Woman to Women
Prince Charming Has an Heir
Dating a man with children has foibles but there’s hope for a happy ending
Everyone loves a good fairy-tale romance. We all want the happy ending, but we also know a story isn’t authentic without some twists and turns along the way.
Here’s my Mother Goose whopper: Enter Prince Charming (my boyfriend) who finds his princess (me). One catch: he has a young son. We’ll call him Little Prince. This makes me – in sort of a twisted Cinderella way – both a princess AND a stepmother.
His royal toddler highness calls me by my first name, and we’re close playmates. We put together puzzles! We play with blocks! We sing the alphabet song! Given all this, I’m desperately in need of a cooler title, but nothing seems appropriate.
Little Prince is indeed little – approaching his second birthday – so he’s still too young to understand my role. He simply thinks I’m another person who cares for him. As he gets older, I hope he’ll know I love him as much as any princess/stepmother can. But right now, what’s toughest is that you can’t fake motherhood. It’s an instinctual, encompassing love for a child that gives you the ability to do magic, like make pain go away. Most people assume I’m his mother, and it’s an uncomfortable conversation to have. At the playground, I move stealthily from swings to slide to jungle bars so I can’t be peppered with maternal questions I’m not equipped to answer. Meanwhile, Prince Charming and Little Prince enjoy a beautiful, open relationship that’s easily defined to the world: father and son.
In the movie Stepmom, Julia Roberts’ character, Isabel, causes mayhem as she fumbles in caring for her boyfriend’s two children. The ex-wife remarks on her bungling ways: “Slugs have a faster learning curve. Trees! Clams!” Like Isabel, I have two left feet when it comes to motherhood. For example, when Little Prince drops his toy car for the eighth time at a restaurant. Do I take the car away or give it back, ensuring a continued toy-dropping charade for the next hour? I glance at Prince Charming – he’s looking down at the menu, which means I have permission to make the choice. I take the pulse of the restaurant. Can its patrons handle a short, all-hell-breaks-lose tantrum? I do a mental check: Is there another toy in the bag to replace the car? Crayons? Mind you, this all happens in a nanosecond. This is motherhood, and it moves pretty damn fast. Despite the fact that I did not give this child life, I have to keep up.

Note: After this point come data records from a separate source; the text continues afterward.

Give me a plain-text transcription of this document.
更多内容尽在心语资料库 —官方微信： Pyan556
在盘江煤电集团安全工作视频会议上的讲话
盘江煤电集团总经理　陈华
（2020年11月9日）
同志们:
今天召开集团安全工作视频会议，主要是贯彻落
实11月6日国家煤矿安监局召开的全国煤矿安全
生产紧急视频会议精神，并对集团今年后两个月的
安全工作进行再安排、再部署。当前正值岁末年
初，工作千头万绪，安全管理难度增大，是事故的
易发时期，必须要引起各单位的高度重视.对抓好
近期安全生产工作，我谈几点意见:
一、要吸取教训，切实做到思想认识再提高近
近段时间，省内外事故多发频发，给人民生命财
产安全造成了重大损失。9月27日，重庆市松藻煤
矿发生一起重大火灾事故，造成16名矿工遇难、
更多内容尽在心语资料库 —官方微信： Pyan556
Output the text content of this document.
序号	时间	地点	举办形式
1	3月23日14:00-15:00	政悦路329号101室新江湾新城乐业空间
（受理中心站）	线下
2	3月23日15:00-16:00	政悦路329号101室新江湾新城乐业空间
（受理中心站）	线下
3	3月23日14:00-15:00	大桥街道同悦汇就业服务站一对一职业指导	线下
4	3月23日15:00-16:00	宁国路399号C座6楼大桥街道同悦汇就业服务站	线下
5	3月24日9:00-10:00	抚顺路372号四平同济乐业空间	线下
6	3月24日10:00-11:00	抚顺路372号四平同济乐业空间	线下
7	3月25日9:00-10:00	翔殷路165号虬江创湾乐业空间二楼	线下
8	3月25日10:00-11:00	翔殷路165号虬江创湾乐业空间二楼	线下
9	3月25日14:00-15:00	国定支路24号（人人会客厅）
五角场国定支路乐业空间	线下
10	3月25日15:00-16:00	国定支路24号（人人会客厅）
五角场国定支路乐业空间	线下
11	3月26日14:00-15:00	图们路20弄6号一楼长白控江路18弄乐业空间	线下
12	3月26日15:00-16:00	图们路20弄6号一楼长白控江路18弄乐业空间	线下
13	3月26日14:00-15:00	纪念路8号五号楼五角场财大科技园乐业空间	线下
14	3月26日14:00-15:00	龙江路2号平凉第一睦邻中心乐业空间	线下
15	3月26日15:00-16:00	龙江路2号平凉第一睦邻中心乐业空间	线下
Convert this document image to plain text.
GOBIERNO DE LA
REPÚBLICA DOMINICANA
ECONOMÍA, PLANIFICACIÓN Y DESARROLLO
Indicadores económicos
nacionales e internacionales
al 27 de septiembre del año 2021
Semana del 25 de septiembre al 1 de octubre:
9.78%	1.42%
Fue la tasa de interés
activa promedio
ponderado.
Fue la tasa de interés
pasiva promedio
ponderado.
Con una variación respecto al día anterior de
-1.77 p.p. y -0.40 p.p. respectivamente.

I know I have a lot to learn, but I also know my skills will improve over time. Perhaps I’ll feel better when I have my own children. Or maybe this experience will better prepare me for “natural-born motherhood” – like a practice run most mothers don’t get. Either way, I feel lucky to have two princes in my life – that’s more than most princesses can claim. And I’m looking forward to each and every chapter.